Comparing the codepaths for allocation in 64-bit mode and 64-bit mode with compressed oops yields some interesting codegen issues, caused by the BiasedLocking prototype header mechanism and compressed oops.
For example, "new Object()" yields this allocation sequence:
; load and unpack metadata for java.lang.Object
mov $0x200001d5,%r11d
movabs $0x0,%r10
lea (%r10,%r11,8),%r10
; get prototype mark word, and store it into object
mov 0xa8(%r10),%r10
mov %r10,(%rax)
; store class word
movl $0x200001d5,0x8(%rax)
Doing either -XX:-UseCompressedOops or -XX:-UseBiasedLocking improves allocation performance at around +7% -- seems because we strip away the decoding part.

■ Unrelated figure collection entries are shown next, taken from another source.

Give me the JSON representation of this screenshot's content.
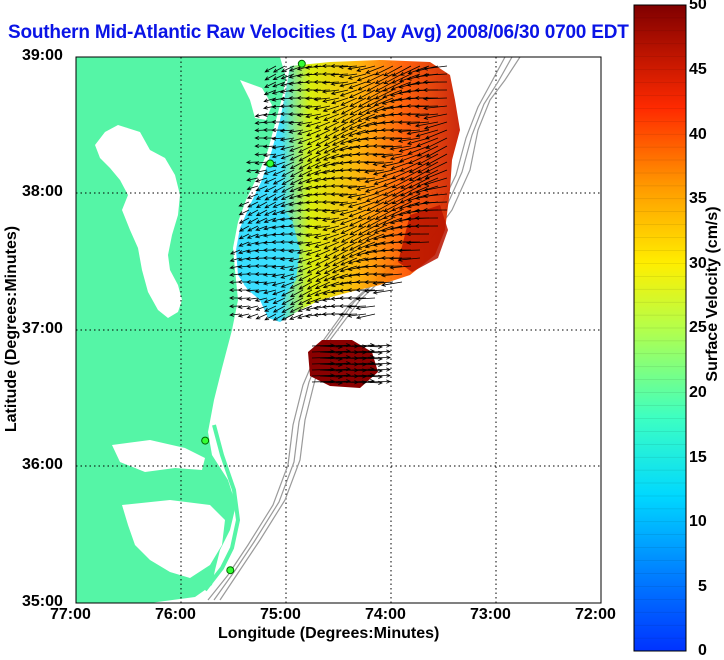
{
  "title": "Southern Mid-Atlantic Raw Velocities (1 Day Avg) 2008/06/30 0700 EDT",
  "map": {
    "longitude_label": "Longitude (Degrees:Minutes)",
    "latitude_label": "Latitude (Degrees:Minutes)",
    "lon_ticks": [
      "77:00",
      "76:00",
      "75:00",
      "74:00",
      "73:00",
      "72:00"
    ],
    "lat_ticks": [
      "39:00",
      "38:00",
      "37:00",
      "36:00",
      "35:00"
    ],
    "lon_range": [
      -77,
      -72
    ],
    "lat_range": [
      35,
      39
    ],
    "grid": "dotted",
    "land_color": "#55f5a6",
    "bathymetry_color": "#9a9a9a"
  },
  "colorbar": {
    "label": "Surface Velocity (cm/s)",
    "ticks": [
      "50",
      "45",
      "40",
      "35",
      "30",
      "25",
      "20",
      "15",
      "10",
      "5",
      "0"
    ],
    "range": [
      0,
      50
    ],
    "colormap": "jet"
  },
  "stations": [
    {
      "lon": -74.85,
      "lat": 38.95
    },
    {
      "lon": -75.15,
      "lat": 38.22
    },
    {
      "lon": -75.77,
      "lat": 36.19
    },
    {
      "lon": -75.53,
      "lat": 35.24
    }
  ]
}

It does not seem simple or sane to rework biased locking machinery to avoid polling the prototype headers during allocation, so we may want to just improve the generated code quality there. Indeed, it seems that -XX:-UseCompressedOops is providing the good boost on targeted microbenchmark. There are two things that we might try to improve the code quality here:
a) Since we know the narrow class address statically, we might as well unpack it statically, and store it right away, e.g.:
; get prototype mark word, and store it into object
mov $0x100000EA8,%r10d
mov 0xa8(%r10),%r10
mov %r10,(%rax)
; store class word
movl $0x200001d5,0x8(%rax)
b) Keep the narrow class constant, but generate better code:
; get prototype mark word, and store it into object
mov $0x200001d5,%r11d
mov 0xa8(%r12,%r11,8),%r10
mov %r10,(%rax)
; store class word
movl %r11,0x8(%rax)